LLC Corporation: Everything You Need to Know
An LLC corporation is less complex and more flexible than an S-corp or C-corp. 4 min read
An LLC corporation is less complex and more flexible than an S-corp or C-corp. Whether you are a sole proprietor, a multi-member corporation, or a simple partnership, an LLC gives you the protection of a corporation without the formalities and complexity of a traditional corporation.
Advantages of Starting an LLC
There are many advantages to starting an LLC as opposed to a corporation. However, each business owner needs to determine which option is more beneficial to them and their business.
- Pass-through taxes. Pass-through taxes are one of the most beneficial aspects of an LLC. A corporate tax return is not necessary. Each owner claims their profits and losses on their own tax return, so you avoid paying taxes twice.
- No requirement for residency. Anyone has the ability form an LLC. There is no residency requirement, and filing for an LLC gives you some legal protection by limiting your liability for the obligations and debts of your business.
- Legal protection. Creating an LLC gives you limited legal liability protection for the obligations and debts of the business. Additionally, you choose how your LLC is taxed.
- Tax status is more versatile. According to the tax laws, the IRS taxes an LLC as a sole proprietorship if there is only one member and as a partnership if there is more than one managing member. However, an LLC may elect to be taxed as a C-corporation or S-corporation at any time.
- Flexible profit distribution. Flexible profit distributions are another benefit for LLCs. Flexible profit distribution means the profits can be paid to any member and at different proportions than the ownership percentages if the members choose.
- Minimal compliance requirements. LLCs are not required to conduct the same meetings that their corporate counterparts are required to conduct. Typically corporations are required to hold an annual meeting of directors and shareholders. At the annual meeting, the corporation adopts bylaws and is required to keep meeting minutes for all meetings and for all formal corporate resolutions. These requirements do not apply to the members of an LLC, who may conduct meetings as they see fit. They may also decide if they want to record meeting minutes; they are not required to do so by law.
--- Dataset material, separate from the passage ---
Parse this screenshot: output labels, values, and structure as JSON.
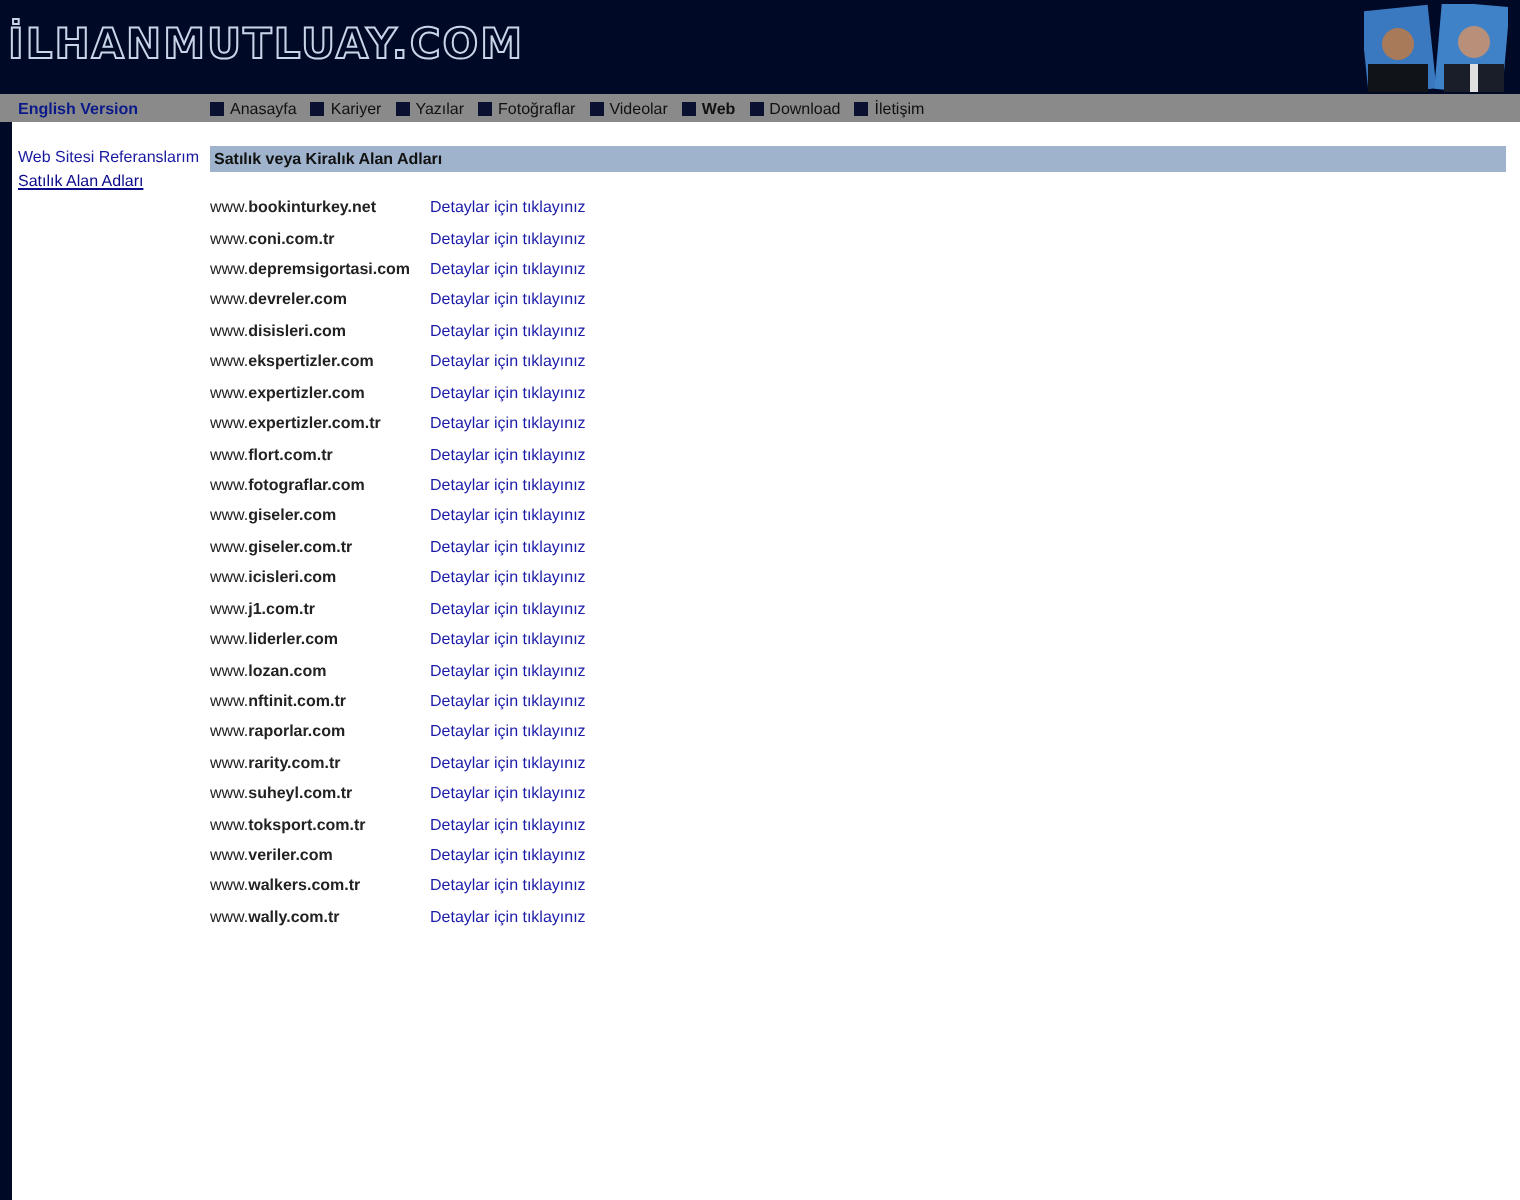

- Enhanced credibility. Some lenders, suppliers, and partners may look more favorably on you when you file as an LLC as opposed to being a sole-proprietor.
Disadvantages of Starting an LLC
Despite the many benefits, there are also some drawbacks to starting your business as an LLC:
- Limited growth potential. As an LLC, your growth potential may be limited because, unlike a corporation, an LLC is unable to sell stock in a company to raise money from investors.
- State laws create a lack of uniformity. LLCs are also treated differently in each state, so there is the potential for your LLC to be treated differently if you expand to another state.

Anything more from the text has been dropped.